For the North America, a cover letter and 1 page are standard. I've had a 2 pager, but I'm also old AF and changed jobs regularly. I don't use my entire history, but stick to the relevant stuff. If it's something that helps them have a better understanding of who you are, then go for it.

My 2 cents.


👤 core-utility
When you have enough content to fill a second page. I'm a firm believer in the rule of "Make your point on the first page, tell your story on the second." If someone gets to the second page, show them why you stand out. List your hobbies, skills, unique projects, etc.

👤 ipaddr
I have many pages. Helps you stand out if someone wants to dive deep and helps with keyword filtering.

👤 ceekay
Add a "summary" section at the top summarizing 3-5 key accomplishments in your career quantifying them as much as possible. If you don't capture the readers attention with that, doesn't matter how many pages you have. That's your superbowl ad.

👤 stuaxo
Once I had been working about 6 or 7 years.

I have more detail in the newer jobs. It's 3 or 4 now, it goes back to 1999 there isn't much space with alternating between perm and contract.

Worked at places between 3 weeks and 3 years, but probably about 20 or so listed and other info.


👤 JauntTrooper
I'm still at a single page with ~20 years of experience. I've completely dropped the two less relevant jobs I had right after college.

It probably depends on the industry.

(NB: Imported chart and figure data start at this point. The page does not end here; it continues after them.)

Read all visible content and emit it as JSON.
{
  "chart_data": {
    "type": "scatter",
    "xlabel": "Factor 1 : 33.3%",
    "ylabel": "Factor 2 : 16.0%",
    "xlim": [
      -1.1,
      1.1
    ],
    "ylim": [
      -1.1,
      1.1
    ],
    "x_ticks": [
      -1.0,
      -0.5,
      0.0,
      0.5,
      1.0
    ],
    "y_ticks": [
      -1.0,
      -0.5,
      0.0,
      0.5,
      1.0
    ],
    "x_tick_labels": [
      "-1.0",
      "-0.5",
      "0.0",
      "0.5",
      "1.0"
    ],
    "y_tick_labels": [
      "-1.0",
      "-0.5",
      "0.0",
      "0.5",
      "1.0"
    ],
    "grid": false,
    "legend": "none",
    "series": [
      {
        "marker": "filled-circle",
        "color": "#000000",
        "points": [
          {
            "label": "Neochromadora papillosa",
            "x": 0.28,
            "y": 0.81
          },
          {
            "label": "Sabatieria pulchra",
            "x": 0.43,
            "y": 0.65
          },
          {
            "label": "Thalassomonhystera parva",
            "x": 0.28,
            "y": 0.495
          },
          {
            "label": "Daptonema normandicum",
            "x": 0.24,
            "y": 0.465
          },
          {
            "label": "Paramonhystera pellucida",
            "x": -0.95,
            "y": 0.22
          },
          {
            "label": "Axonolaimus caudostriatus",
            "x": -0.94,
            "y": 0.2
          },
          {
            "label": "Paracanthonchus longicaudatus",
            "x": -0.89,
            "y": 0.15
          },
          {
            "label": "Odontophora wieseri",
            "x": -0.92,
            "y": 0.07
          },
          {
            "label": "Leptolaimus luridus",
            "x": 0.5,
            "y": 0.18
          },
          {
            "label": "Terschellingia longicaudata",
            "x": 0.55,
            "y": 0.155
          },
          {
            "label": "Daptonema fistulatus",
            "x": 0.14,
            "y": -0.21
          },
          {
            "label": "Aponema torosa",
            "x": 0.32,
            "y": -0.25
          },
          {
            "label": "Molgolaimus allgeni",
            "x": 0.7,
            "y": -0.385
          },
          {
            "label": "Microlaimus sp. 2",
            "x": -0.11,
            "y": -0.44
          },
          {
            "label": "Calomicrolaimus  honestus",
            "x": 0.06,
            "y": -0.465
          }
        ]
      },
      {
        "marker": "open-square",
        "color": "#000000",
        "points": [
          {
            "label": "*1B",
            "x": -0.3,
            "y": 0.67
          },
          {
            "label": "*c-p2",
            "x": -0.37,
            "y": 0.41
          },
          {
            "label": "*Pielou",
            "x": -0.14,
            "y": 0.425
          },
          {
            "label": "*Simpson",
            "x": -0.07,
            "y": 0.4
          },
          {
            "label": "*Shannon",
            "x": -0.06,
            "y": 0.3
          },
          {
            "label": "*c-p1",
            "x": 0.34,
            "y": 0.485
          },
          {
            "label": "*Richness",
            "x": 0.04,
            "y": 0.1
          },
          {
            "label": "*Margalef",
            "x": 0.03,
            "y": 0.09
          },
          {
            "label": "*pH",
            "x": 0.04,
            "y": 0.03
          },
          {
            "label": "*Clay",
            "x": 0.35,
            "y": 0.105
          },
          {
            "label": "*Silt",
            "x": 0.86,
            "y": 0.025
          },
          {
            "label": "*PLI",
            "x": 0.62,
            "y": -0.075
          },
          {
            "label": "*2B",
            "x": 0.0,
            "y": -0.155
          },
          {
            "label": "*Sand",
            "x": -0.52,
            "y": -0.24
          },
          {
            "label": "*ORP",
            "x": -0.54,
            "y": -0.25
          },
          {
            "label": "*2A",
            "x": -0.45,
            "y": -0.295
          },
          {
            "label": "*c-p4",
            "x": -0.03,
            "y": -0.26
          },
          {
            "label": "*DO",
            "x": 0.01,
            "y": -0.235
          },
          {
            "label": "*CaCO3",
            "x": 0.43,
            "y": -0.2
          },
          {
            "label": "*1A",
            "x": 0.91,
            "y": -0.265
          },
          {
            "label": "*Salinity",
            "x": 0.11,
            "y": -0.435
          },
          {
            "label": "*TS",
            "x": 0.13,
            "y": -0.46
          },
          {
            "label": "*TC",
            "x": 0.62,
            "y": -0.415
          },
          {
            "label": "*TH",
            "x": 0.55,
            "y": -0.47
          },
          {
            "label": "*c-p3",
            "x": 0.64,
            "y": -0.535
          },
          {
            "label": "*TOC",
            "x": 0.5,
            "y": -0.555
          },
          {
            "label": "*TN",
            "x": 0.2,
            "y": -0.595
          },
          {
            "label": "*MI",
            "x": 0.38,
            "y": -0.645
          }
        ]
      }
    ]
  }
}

I think academics and jobs where publications are important tend to have more pages.


👤 hu3
I made extra effort to fit all in one page and I think it is worth it because it's a sign of respect for the reader's time.

Had to trim some details of old roles and make font a bit smaller.

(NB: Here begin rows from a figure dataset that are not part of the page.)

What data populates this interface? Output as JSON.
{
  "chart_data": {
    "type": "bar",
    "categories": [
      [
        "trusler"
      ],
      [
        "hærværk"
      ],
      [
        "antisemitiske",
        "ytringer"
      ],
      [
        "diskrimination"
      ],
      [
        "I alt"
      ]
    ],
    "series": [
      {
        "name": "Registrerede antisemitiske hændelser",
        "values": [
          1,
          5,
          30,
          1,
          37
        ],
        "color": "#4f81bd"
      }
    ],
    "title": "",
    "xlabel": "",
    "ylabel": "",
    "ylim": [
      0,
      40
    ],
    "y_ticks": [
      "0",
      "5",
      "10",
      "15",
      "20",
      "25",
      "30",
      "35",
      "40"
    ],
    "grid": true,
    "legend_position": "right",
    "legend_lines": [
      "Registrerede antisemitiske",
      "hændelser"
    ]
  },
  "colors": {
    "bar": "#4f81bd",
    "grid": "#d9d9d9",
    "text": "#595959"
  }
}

During interviews I have the chance to expand on my experience.


👤 water8
I look at the first page to see skills they are most up to speed with. I look at the other pages as skills they could potentially provide if the need arises but I’m expecting them to have some degree of rust

👤 justsomehnguy
As I said in one of similar threads: keep it short.

Nobody interested what I can manage Kerio WinRoute Firewall 6 and I don't want to work where it could be a factor in my employment.


👤 eatonphil
I used to have 2-3 pages but nobody read anything so I narrowed it down to just one sentence per job with a paragraph intro. 1 page. Worked about as well.

I think it's fine either way.


👤 joezydeco
If you're a senior person with, say, 20+ years of experience and only the last 6-8 years fit on the first page then put a second on there.

👤 mguerville
Given the formatting required for easy parsing (either by ATS or by humans) you can count on every employer and every role to require at least 3 or 4 lines at a minimum (company, timing | Job title | some descriptor or activities and/or successes | line break before next job), I'd say if you've had more than 3 or 4 meaningfully relevant roles you could make the case for a second page. I don't think 3 or more is often warranted, at that point you need curation more than you need more "space"

👤 yuppie_scum
Two pages is fine. It’s very easy these days to add a “see LinkedIn for more details” disclaimer.

👤 quintes
Gee mine then is clearly too long over 22 years multiple orgs and projects. I’ll trim it.

👤 user_named
If you need more space you can just nak the page a bit taller. It's all digital anyway.